The first Coast Boys Club opened on Biloxi's Howard Avenue in 1966 and was whammied by Hurricane Camille three years later. That was not the only monumental change: The venerable national organization founded in the 1800s in Connecticut soon would add girls.
   The hurricane-replacement club for East Biloxi's Back Bay community was called the Lundays Unit. As the region's population grew, so did B&G's Coastwide breadth.
   The Boys & Girls Clubs of the Gulf Coast now administers clubs in Harrison and Hancock counties. Equal opportunity Katrina showed no mercy to the nonprofit social service organization that works with communities to turn their children into successful adults through play, teaching life skills and mentoring.

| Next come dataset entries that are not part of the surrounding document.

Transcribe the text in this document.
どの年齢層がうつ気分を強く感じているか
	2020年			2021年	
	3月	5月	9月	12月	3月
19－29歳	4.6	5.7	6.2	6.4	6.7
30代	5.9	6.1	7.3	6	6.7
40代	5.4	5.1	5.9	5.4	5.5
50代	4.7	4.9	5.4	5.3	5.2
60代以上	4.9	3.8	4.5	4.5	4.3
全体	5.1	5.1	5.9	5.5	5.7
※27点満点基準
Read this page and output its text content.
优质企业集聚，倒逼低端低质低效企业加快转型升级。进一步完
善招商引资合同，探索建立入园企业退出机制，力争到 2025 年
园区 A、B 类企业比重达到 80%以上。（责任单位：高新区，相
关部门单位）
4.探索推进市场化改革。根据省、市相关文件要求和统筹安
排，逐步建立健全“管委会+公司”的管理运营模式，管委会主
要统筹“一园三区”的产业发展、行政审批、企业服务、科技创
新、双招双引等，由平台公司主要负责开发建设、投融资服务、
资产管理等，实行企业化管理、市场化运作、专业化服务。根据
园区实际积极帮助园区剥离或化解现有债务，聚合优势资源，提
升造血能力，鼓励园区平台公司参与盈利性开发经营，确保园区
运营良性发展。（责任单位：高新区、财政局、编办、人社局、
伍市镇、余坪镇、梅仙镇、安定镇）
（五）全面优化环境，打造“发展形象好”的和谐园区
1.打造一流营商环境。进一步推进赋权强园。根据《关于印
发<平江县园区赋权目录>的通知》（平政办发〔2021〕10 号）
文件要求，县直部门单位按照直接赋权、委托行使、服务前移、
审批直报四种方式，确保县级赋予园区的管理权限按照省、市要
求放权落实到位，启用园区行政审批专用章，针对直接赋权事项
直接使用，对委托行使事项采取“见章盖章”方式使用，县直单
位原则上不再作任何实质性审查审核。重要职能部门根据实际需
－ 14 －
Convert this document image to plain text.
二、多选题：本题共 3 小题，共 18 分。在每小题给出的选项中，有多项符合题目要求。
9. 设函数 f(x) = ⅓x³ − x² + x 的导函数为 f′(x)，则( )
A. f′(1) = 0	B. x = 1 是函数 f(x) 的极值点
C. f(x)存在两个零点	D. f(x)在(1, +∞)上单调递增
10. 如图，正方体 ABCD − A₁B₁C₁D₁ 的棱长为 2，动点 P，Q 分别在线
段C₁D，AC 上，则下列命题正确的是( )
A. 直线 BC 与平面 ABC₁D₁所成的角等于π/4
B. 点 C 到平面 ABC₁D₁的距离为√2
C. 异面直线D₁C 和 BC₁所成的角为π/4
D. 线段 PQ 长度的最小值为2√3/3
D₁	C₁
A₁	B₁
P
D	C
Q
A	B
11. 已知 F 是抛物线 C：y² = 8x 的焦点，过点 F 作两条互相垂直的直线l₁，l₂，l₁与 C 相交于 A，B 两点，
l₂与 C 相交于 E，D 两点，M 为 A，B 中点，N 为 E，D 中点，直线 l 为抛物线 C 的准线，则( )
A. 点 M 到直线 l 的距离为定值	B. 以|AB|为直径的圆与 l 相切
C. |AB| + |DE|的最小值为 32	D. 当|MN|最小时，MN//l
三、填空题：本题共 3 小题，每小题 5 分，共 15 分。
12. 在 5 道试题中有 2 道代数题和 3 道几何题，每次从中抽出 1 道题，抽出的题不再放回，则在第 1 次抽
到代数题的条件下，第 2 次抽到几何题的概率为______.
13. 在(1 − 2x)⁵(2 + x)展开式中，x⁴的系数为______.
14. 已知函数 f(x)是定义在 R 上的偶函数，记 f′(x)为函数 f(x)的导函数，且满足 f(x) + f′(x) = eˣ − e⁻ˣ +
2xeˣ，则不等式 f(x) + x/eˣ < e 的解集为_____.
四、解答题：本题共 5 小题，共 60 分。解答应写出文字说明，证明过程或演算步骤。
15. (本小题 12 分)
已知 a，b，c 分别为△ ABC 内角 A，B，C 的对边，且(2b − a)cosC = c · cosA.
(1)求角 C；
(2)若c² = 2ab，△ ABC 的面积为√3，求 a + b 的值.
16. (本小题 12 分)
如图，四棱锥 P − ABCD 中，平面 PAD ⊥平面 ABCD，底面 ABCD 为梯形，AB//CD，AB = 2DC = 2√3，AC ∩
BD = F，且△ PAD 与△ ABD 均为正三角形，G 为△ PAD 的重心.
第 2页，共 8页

   "The only clubs of ours that were not damaged were the units in several schools," said Gulf Coast B&G executive director Sue Reed.
   The Lundays Unit clubhouse is gone; so is another popular B&G site on Biloxi's beachfront used for administration and weekly bingo fundraisings. Neither will be rebuilt, Reed said, but there will be a new clubhouse at the nearby Hope VI public housing project, now under construction.
   Clubhouses in North Gulfport and Pass Christian are gone but Reed says those will be replaced with a new concept called hope centers, B&G clubs with broader application that allows for senior and other community programs.
   Schools in D'Iberville, Bay-Waveland and Biloxi's Popp's Ferry had B&G units before Katrina, and those have continued, even if in other places. And for the East Biloxi children who no longer have a clubhouse, they can take advantage of the new unit set up at Beauvoir Elementary, where many are already bused for classes.
   "We are only going to continue to do more and more," said Reed. "This is so needed because we provide stability for the kids. Our goal is to build back clubs and provide more services because it is desperately needed for children and their families."